The win – which is to be enabled by the National Cancer Screening Register Bill 2016 – was a coup for the company's Telstra Health subsidiary, which was founded in 2013 as a standalone business unit and acquired several companies to bolster its capabilities in digital healthcare management.

The company's for-profit nature and relative inexperience in handling such sensitive data raised concerns across the healthcare fraternity, which addressed data security as a key concern around the registry in the 23 submissions received to date.

Noting “a lack of transparency around the process for awarding this contract” – particularly to an organisation with no experience in operating “registries of this kind”, the Australian Medical Association said in its submission to the enquiry that it “would be more comfortable” if the registry were operated by government, a tertiary institution, or not-for-profit entity “that has little interest in how the data in the register might otherwise be used”.

Security advocates have echoed their concerns about the choice of Telstra given its history of breaches like the one prosecuted by the OAIC in March 2014, or the December 2011 breach in which the company published the personal information of around 734,000 customers online.

The OAIC flagged concerns about the security of register data in its submission to the Parliamentary enquiry, which noted that the wording of the bill appears “to authorise the use of personal information in the Register for research purposes without specifically requiring compliance with” Privacy Act controls around the use of healthcare data for research.

The OAIC submission also postulated that additional controls – including mandatory rules around reporting and handling of data breaches – might need to be applied to the arrangement “since the collection and retention of large amounts of sensitive health information in a centralised database can pose a number of security and privacy risks, particularly if the database can be accessed from many access points”.

Pathology Australia noted in its submission that the for-profit nature of Telstra Health “does not exempt them from the privacy and legislative requirements for the implementation” of the registry.
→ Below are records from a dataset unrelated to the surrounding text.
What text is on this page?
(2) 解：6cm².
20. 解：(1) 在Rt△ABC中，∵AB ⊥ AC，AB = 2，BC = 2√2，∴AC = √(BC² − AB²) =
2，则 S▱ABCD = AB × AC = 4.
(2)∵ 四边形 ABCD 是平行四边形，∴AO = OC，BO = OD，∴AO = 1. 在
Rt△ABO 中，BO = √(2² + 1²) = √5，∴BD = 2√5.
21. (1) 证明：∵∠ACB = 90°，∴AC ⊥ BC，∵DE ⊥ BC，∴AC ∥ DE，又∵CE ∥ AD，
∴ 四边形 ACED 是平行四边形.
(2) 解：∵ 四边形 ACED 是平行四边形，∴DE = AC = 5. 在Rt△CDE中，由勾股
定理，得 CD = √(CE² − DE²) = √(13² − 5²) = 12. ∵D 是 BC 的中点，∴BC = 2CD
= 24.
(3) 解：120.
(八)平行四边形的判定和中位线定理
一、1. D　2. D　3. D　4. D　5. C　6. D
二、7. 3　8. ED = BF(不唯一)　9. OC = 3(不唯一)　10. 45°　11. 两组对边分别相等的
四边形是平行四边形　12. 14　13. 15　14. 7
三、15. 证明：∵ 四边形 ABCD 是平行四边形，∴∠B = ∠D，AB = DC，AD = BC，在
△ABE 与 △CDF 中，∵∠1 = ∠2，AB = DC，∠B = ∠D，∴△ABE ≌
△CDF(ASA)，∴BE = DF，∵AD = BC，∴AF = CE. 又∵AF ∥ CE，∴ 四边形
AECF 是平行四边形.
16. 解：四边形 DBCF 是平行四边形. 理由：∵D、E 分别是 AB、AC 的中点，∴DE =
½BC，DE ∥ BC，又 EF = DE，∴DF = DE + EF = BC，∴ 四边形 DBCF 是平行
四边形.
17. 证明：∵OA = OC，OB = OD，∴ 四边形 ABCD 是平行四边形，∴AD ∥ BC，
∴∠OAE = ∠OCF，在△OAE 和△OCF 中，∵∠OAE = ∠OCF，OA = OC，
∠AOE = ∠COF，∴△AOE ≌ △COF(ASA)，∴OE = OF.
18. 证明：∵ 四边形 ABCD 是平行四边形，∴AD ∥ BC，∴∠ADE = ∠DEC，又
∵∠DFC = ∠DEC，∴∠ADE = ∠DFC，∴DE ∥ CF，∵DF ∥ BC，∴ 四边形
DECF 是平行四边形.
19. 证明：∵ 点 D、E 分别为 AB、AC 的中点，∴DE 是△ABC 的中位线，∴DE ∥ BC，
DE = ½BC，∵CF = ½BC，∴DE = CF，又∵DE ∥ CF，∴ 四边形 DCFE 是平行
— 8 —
Data breaches – of which “human nature would expect there to be a small number” – should be headed off with a “stronger deterrence effect” as well as penalties for a breach that are “appropriate and of a significant amount”.
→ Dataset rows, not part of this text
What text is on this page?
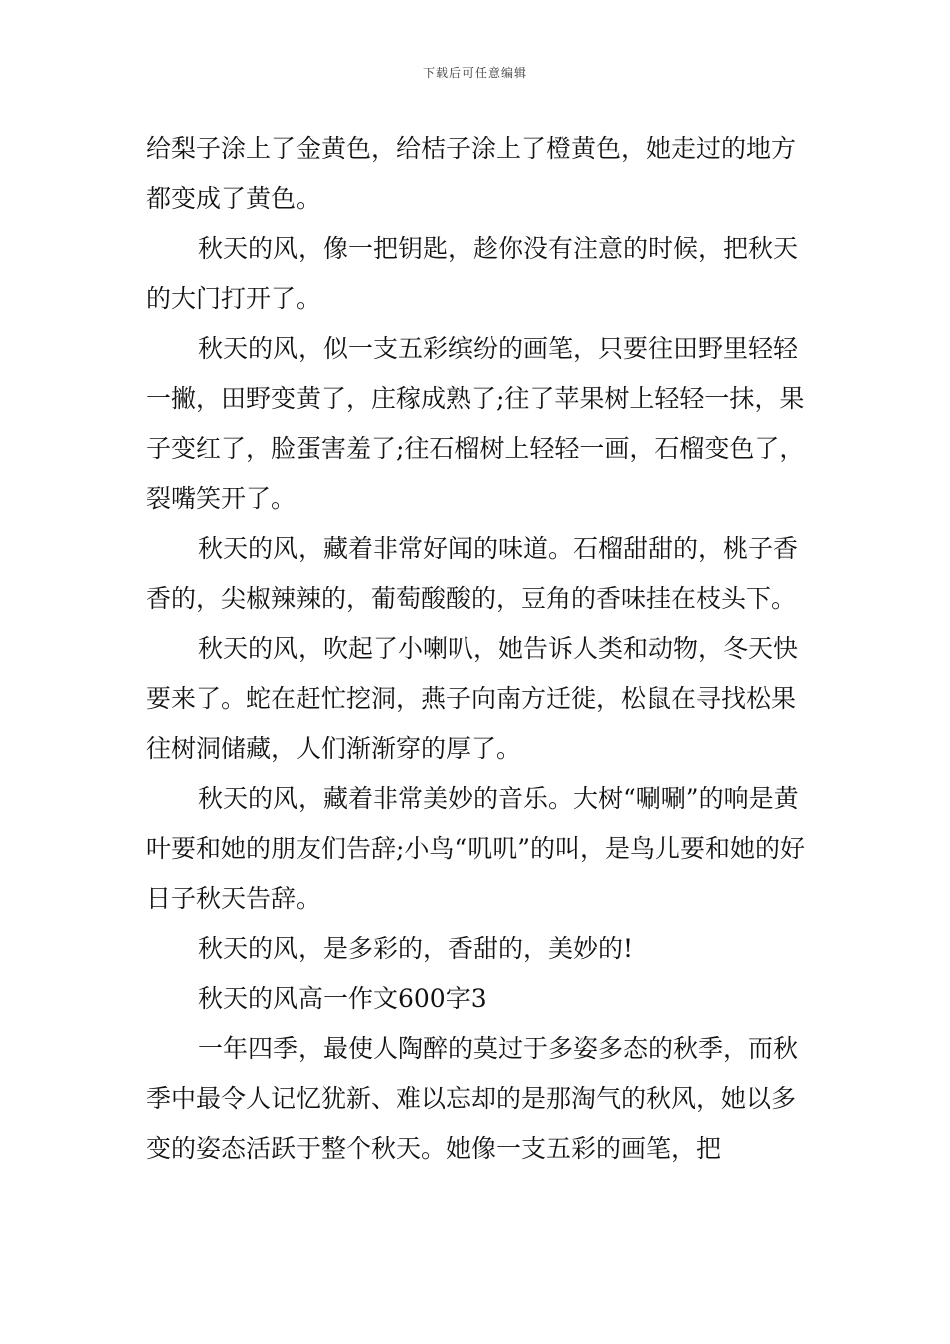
下载后可任意编辑

给梨子涂上了金黄色，给桔子涂上了橙黄色，她走过的地方都变成了黄色。

秋天的风，像一把钥匙，趁你没有注意的时候，把秋天的大门打开了。

秋天的风，似一支五彩缤纷的画笔，只要往田野里轻轻一撇，田野变黄了，庄稼成熟了;往了苹果树上轻轻一抹，果子变红了，脸蛋害羞了;往石榴树上轻轻一画，石榴变色了，裂嘴笑开了。

秋天的风，藏着非常好闻的味道。石榴甜甜的，桃子香香的，尖椒辣辣的，葡萄酸酸的，豆角的香味挂在枝头下。

秋天的风，吹起了小喇叭，她告诉人类和动物，冬天快要来了。蛇在赶忙挖洞，燕子向南方迁徙，松鼠在寻找松果往树洞储藏，人们渐渐穿的厚了。

秋天的风，藏着非常美妙的音乐。大树“唰唰”的响是黄叶要和她的朋友们告辞;小鸟“叽叽”的叫，是鸟儿要和她的好日子秋天告辞。

秋天的风，是多彩的，香甜的，美妙的!

秋天的风高一作文600字3

一年四季，最使人陶醉的莫过于多姿多态的秋季，而秋季中最令人记忆犹新、难以忘却的是那淘气的秋风，她以多变的姿态活跃于整个秋天。她像一支五彩的画笔，把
Other submissions echoed similar themes, with expectations of strong controls around the privacy of personal data and promotion of strong penalties and reporting requirements around breaches of the register that might occur.

Healthcare information remains a major target for data thieves, with recent half-year figures from security firm Gemalto's Breach Level Index suggesting that healthcare organisations account for 27 percent of all data breaches globally and 5 percent of all records stolen. This was up 25 percent over the previous six months, with some 64 percent of data breaches involving identity and personal data theft, the report warned.

Other recent Gemalto research found that 69 percent of surveyed organisations said they weren't confident their organisation's data would be secure if their perimeter security was breached.